Santo Padre, Venerables Padres, hermanos y hermanas:

La beatificación de Madre Teresa de Calcuta, el 19 de octubre pasado, puso ante los ojos de todos que existe una sola y auténtica grandeza en el mundo, y es la santidad. Contemplando la multitud que llenaba cada rincón de la Plaza de San Pedro y de Via della Conciliazione en el momento en que se descubría la imagen de la beata y el coro cantaba el Aleluya, esta verdad saltaba a la vista. ¿Qué otra persona en el mundo es honrada así? ¿Por una multitud tan numerosa y sobre todo reunida aquí no por orden de nadie, como a menudo ocurre en las grandes convocatorias de los regímenes totalitarios, sino espontáneamente, por pura admiración y amor a la persona?
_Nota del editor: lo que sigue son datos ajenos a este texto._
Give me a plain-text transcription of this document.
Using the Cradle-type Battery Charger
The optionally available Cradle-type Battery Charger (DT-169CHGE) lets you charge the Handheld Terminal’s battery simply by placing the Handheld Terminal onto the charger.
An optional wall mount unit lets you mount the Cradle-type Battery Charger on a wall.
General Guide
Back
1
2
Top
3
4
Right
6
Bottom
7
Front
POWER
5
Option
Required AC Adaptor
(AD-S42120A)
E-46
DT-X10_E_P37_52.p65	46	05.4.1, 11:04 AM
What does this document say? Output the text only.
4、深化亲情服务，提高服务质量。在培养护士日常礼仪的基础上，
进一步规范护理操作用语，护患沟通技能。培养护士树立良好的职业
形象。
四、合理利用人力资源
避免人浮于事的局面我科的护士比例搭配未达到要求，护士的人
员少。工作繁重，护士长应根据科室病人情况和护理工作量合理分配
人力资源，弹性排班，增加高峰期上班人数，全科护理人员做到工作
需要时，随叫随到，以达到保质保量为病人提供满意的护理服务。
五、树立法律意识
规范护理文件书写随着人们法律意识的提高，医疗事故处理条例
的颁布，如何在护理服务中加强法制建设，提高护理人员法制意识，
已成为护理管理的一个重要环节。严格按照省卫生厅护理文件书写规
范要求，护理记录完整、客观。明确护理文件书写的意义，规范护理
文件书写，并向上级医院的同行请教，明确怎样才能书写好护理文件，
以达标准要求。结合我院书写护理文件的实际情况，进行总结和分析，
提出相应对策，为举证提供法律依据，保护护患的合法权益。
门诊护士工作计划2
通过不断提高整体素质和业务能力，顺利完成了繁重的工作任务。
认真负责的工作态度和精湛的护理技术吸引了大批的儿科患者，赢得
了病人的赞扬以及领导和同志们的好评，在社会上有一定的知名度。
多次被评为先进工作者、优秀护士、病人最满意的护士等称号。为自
Era una confirmación de la verdad del célebre pensamiento de Pascal. Existen en el mundo tres órdenes o niveles posibles de grandeza: el orden de los cuerpos en el que sobresalen las personas ricas, de extraordinaria belleza o prestancia física, el orden de la inteligencia y del genio en el que destacan artistas, escritores, científicos, y el orden de la santidad en el que, después de Cristo, sobresalen la Virgen y los santos (Pensamientos 793 Br). Una distancia casi infinita, escribe Pascal, separa el segundo orden del primero, pero una distancia infinitamente más infinita separa el tercero del segundo orden, el orden de la santidad del del genio. «Una gota de santidad –decía el músico Gounod— vale más que un océano de genio». La gloria de la santidad no acaba con el tiempo, sino que dura eternamente. La teoría de santos que tenemos delante en el mosaico frontal de esta capilla nos recuerda precisamente esto y nos acompaña en esta meditación alentándonos a seguirles.

En la carta apostólica Novo millennio ineunte, el Santo Padre dice que la santidad «es la perspectiva en la debe situarse todo el camino pastoral de la Iglesia». Esta santidad, explica, es sobre todo don objetivo que nos ha procurado Cristo con su muerte redentora y que hemos recibido en el bautismo; pero, añade, «el don se traduce a su vez en un compromiso que debe gobernar toda la existencia cristiana». [1]

En otras ocasiones me he detenido en la santidad de Cristo como don gratuito del que apropiarse mediante la fe, haciendo lo que amo llamar el «golpe de audacia» en la vida espiritual; esta vez, tras la estela de Madre Teresa, querría insistir en la santidad de Cristo como modelo a imitar en la vida.

A tal propósito, en la tarjeta de invitación a estas predicaciones de Adviento, se cita un pensamiento de Madre Teresa. Dice: «Hoy la Iglesia necesita santos. Ello exige combatir nuestro apego a las comodidades que nos lleva a elegir una mediocridad cómoda e insignificante. Cada uno de nosotros tiene la posibilidad de ser santo y el camino para la santidad es la oración. La santidad es para cada uno de nosotros un sencillo deber».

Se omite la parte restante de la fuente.